CRÔNICA DA CRÔNICA VIDA DE MEIA IDADE

18/07/2013 16:31

Crônica da crônica vida de um meia idade

 


E de outros de alguns anos a mais.
Que todo mundo se canse de falar, prosear e quase poetizar, estar jovem em qualquer idade é muito legal, mas estar jovem quando se é de fato, é bem mais legal.
Infelizmente ser jovem quando se é jovem acontece apenas uma vez, uma curta vez, numa brevidade que vê o tempo a voar.
Estar jovem na meia idade, ou idade inteira, pode durar quase toda a vida, pelo menos pra alguns, cuja eterna juventude está na alma, e comanda mente e coração.
Crônica dos cômicos detalhes da vida, quando se é jovem numa roda de amigos e a conversa rolando daqui pra lá com respeito às baladas, meninas e galera. De hoje, de amanhã, do final de semana, do mês e dos próximos dez anos.
E quando se é meia idade num grupo de amigos iguais, mesmo se sentindo jovens, girando e se pegando na conversa sobre dor aqui e dor acolá, doença ali e remédio para lá e dos bons proctologistas, cardiologistas e fisioterapeutas por todos os lugares (risos).
Cômica evolução, da gandaia para o escangaia (popular de escangalha). 
Bom, rir da própria vida não deixa de ser uma forma saudável de viver e aproveitar cada segundo, em função desta plena consciência, entendimento e valorização dela. Fora todo o benefício de fazê-lo com humor.
Como dito outra vez, não existe um só dia em que vivemos na nossa vida, que não seja um a menos na soma de todos os dias dela. 
Não perca tempo na vida, mas perca ainda mais tempo fazendo ela valer a pena.
Portanto, mesmo com o nosso CG (centro de gravidade) um pouco deslocado, fazendo-nos parecer grávidos, depositamos toda essa rica massa muscular (0,000005%) sobre uma custom ou similares e saímos pelo mundo, praticando a nossa flatulência (risos) e curtindo tudo, por todos os cantos e estradas destas terras curvilíneas.
Lembro bem no início da vida corporativa na empresa, quando nela existiam vários “sinhorzinhos” de uma sabedoria incrível, que a gente chamava de “Seu” Armando, “Seu” Tupinambá e outros “Seu”. Agora nos pegamos pelos corredores e reuniões com os mais jovens se utilizando pra nos cumprimentar, e se pronunciarem, este popular pronome de tratamento “Seu”.
E que tratamento, somos pra eles hoje o que aqueles “sinhorzinhos” eram pra nós anos atrás. Caramba!!!
Sem problema, mas existe algo diferente no ar, pois nem os ditos meia idade são mais os mesmos.
Parece papo de coroa querendo ser jovem, mas não é, pois naturalmente a nossa vida continua em pleno e constante movimento, principalmente quando se é motociclista ou triciclista.
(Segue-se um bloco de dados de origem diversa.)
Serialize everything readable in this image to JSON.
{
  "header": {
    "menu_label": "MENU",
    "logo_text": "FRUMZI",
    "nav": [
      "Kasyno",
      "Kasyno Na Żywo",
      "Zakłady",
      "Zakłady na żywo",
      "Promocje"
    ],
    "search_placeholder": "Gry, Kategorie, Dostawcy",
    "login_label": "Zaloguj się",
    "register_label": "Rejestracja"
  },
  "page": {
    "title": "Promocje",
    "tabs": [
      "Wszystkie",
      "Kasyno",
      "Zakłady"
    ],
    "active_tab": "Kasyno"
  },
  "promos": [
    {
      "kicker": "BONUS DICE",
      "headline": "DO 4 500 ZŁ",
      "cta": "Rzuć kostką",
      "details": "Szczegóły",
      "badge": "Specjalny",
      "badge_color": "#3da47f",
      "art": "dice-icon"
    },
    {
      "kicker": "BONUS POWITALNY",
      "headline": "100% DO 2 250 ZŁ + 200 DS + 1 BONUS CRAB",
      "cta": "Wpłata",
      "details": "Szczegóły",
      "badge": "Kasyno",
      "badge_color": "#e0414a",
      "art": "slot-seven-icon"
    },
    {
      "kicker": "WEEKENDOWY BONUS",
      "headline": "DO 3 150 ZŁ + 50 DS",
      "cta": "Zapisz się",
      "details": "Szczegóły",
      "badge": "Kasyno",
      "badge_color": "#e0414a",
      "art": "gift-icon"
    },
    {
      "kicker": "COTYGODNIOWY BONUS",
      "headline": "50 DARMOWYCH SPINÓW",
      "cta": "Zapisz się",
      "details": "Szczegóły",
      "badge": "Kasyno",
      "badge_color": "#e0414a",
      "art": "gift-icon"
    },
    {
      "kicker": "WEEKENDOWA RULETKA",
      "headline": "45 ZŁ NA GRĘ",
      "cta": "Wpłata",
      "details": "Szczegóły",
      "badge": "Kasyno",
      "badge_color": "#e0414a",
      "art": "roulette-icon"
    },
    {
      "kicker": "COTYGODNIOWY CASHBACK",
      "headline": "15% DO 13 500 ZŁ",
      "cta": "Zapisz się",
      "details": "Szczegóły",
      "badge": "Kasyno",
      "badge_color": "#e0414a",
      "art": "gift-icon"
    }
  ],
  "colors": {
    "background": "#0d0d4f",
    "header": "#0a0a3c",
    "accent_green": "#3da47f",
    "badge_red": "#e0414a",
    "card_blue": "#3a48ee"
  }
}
Não tem parada.
Algumas evidências deste fato estão no nosso dia a dia, quando encontramos as nossas calças jeans com um dos filhos dentro, quando ficamos “p” da vida pra saber onde eles enfiaram o nosso LP Black Sabbath do Black Sabbath, quando a gente fala pra eles já crescidinhos que vamos cair na estrada e não sabemos bem quando voltamos, quando vira e mexe citamos em termos de cultura que eles são caretas, quando presenciamos eles ouvirem de amigos e a contragosto que seus pais são “cool”, quando é notório que temos mais amigos “descolados” e em quantidade do que eles na vida real, e até no Facebook.
Sob as diversas formas de observar esta nossa existência, se percebe uma dualidade que não é antagônica e conflitante, mas que não oferece condição de avaliarmos a verdadeira dimensão de ser jovem de meia idade, mostra apenas as suas diversas combinações, e que em cada um de nós, e a seu modo, se pronuncia num estado de ser, numa mistura única.
Pessoalmente estamos ávidos por explorar todas as combinações desta mistura, vivendo o melhor do novo e velho, da ousadia e equilíbrio, da esportiva e custom, da pista e trilha, da pressa e paisagem, do bate-volta e camping, … e a cada momento, deixar que ela continue a ser única.
Dose e viva a medida exata de sua existencial mistura.